The Power of Language: Nabokov had a strong love for language, it was his belief that proper language could enhance anything the same level as fine art. In his novel, Lolita, the use of language overpowers the shocking subject matter and perhaps even gives it a beautiful quality that it is not deserving of.
Lolita is ripe with reprehensible content, such as rape, murder, incest and pedophilia. However, in telling his story, Humbert relies on allusions, puns, and repetitive linguistic patters to tell his dark story in an persuasive way. It is obvious that, through language, Humbert is capable of seducing his readers in the same way he seduced Lolita.

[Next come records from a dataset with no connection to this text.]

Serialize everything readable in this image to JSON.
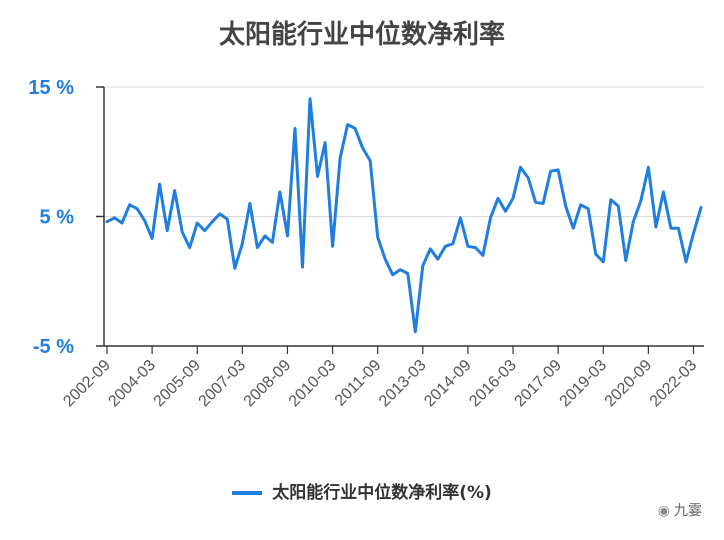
{
  "chart_data": {
    "type": "line",
    "title": "太阳能行业中位数净利率",
    "y_tick_labels": [
      "15 %",
      "5 %",
      "-5 %"
    ],
    "y_ticks": [
      15,
      5,
      -5
    ],
    "ylim": [
      -5,
      15
    ],
    "x_tick_labels": [
      "2002-09",
      "2004-03",
      "2005-09",
      "2007-03",
      "2008-09",
      "2010-03",
      "2011-09",
      "2013-03",
      "2014-09",
      "2016-03",
      "2017-09",
      "2019-03",
      "2020-09",
      "2022-03"
    ],
    "grid": true,
    "legend_position": "bottom",
    "series": [
      {
        "name": "太阳能行业中位数净利率(%)",
        "color": "#1f7ee0",
        "values": [
          4.6,
          4.9,
          4.5,
          5.9,
          5.6,
          4.7,
          3.3,
          7.5,
          3.9,
          7.0,
          3.8,
          2.6,
          4.5,
          3.9,
          4.6,
          5.2,
          4.8,
          1.0,
          2.9,
          6.0,
          2.6,
          3.5,
          3.0,
          6.9,
          3.5,
          11.8,
          1.1,
          14.1,
          8.1,
          10.7,
          2.7,
          9.5,
          12.1,
          11.8,
          10.3,
          9.3,
          3.4,
          1.7,
          0.5,
          0.9,
          0.6,
          -3.9,
          1.2,
          2.5,
          1.7,
          2.7,
          2.9,
          4.9,
          2.7,
          2.6,
          2.0,
          4.9,
          6.4,
          5.4,
          6.4,
          8.8,
          8.0,
          6.1,
          6.0,
          8.5,
          8.6,
          5.8,
          4.1,
          5.9,
          5.6,
          2.1,
          1.5,
          6.3,
          5.8,
          1.6,
          4.6,
          6.2,
          8.8,
          4.2,
          6.9,
          4.1,
          4.1,
          1.5,
          3.7,
          5.7
        ]
      }
    ]
  },
  "legend": {
    "label": "太阳能行业中位数净利率(%)"
  },
  "watermark": {
    "text": "九霎",
    "icon": "wechat-icon"
  }
}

The incompatibility between American and European Cultures: Throughout the book, the interaction between American and European cultures spark constant misunderstanding. Lolita’s mother, Charlotte, is an American woman drawn to the European sophistication of Humbert. She accepts him not because of who he is, but rather because she is charmed by his background.
The shortfalls of psychiatry: The passion that Humbert has for Lolita easily goes against psychological analysis, and throughout the book, Humbert can be seen mocking psychiatry’s propensity for simple, logical explanations. Ray claims that the story of Humbert and Lolita will be of keen interest in psychiatry, but in his memoir Humbert attempts to scorn the entire field of study.